This article needs additional citations for verification. Please help improve this article by adding citations to reliable sources. Unsourced material may be challenged and removed. Find sources: "Ascher Silberstein" – news · newspapers · books · scholar · JSTOR (January 2017) (Learn how and when to remove this message) |
Ascher Silberstein (18 September 1852 – 17 December 1909) was born in the Austrian Empire on September 18, 1852. He came to the United States at the age of 15 and settled in Jefferson, Texas, later moving to Dallas and was engaged in the cattle business. He was associated, at different times, with Ellis Cockrell and J.B. Wilson. Early in 1909, he was one of the organizers of the Trinity National Bank, which merged with the City National Bank at the time of Silberstein's death. He built and was, for a number of years, president of the Dallas Oil and Refining Company. Silberstein was a quiet and unassuming man and a liberal contributor toward any worthy cause that was brought to his notice.
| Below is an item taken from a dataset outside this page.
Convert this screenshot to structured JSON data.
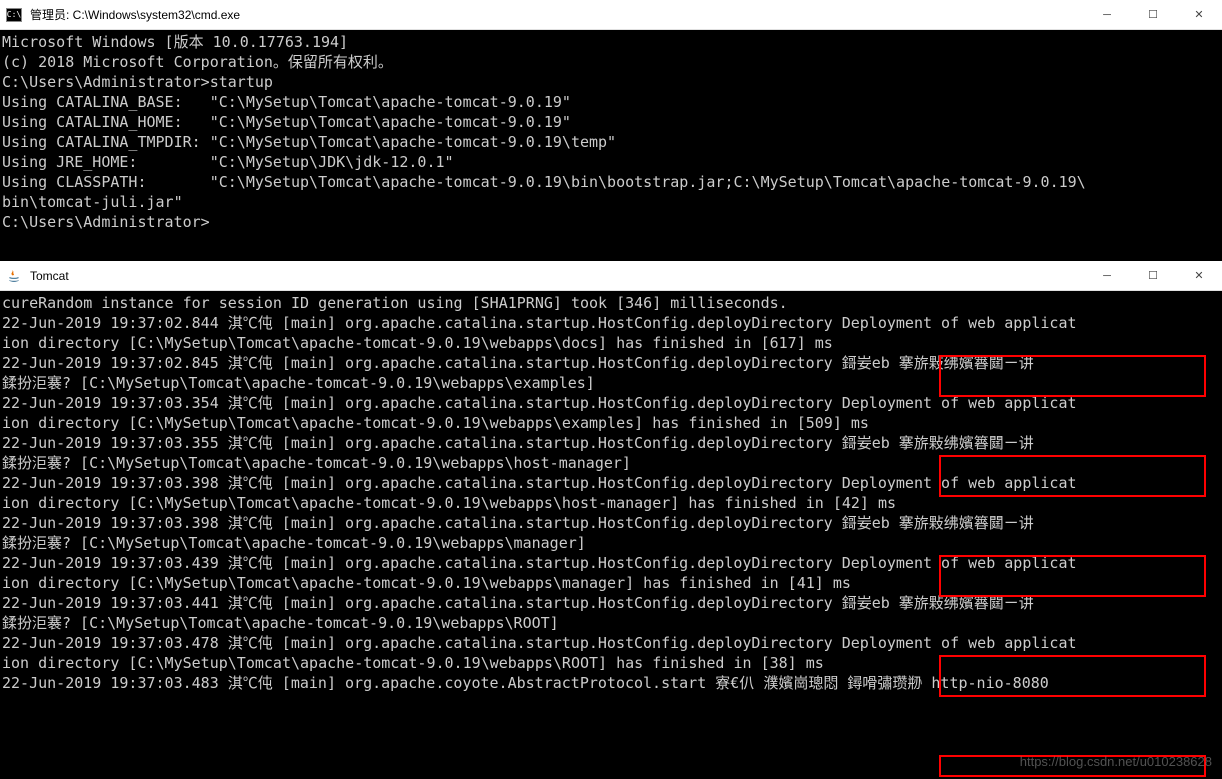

When a meeting was held to raise funds for the flood victims in May 1907, he was one of the first to rise and say, "I will give a thousand dollars." Silberstein died suddenly on December 17, 1909. In his will, he bequeathed a very large amount of his estate to various charitable and educational institutions, including the Buckner Orphans Home, the Dallas City Hospital, and the Dallas Public Schools.
References
- The Trinity National Bank, co-organized by Robert Henry Stewart (1854-1936), later merged to become the City National Bank, then the First National Bank in Dallas, later becoming the InterFirst Corporation and the First Republic Bank Corporation.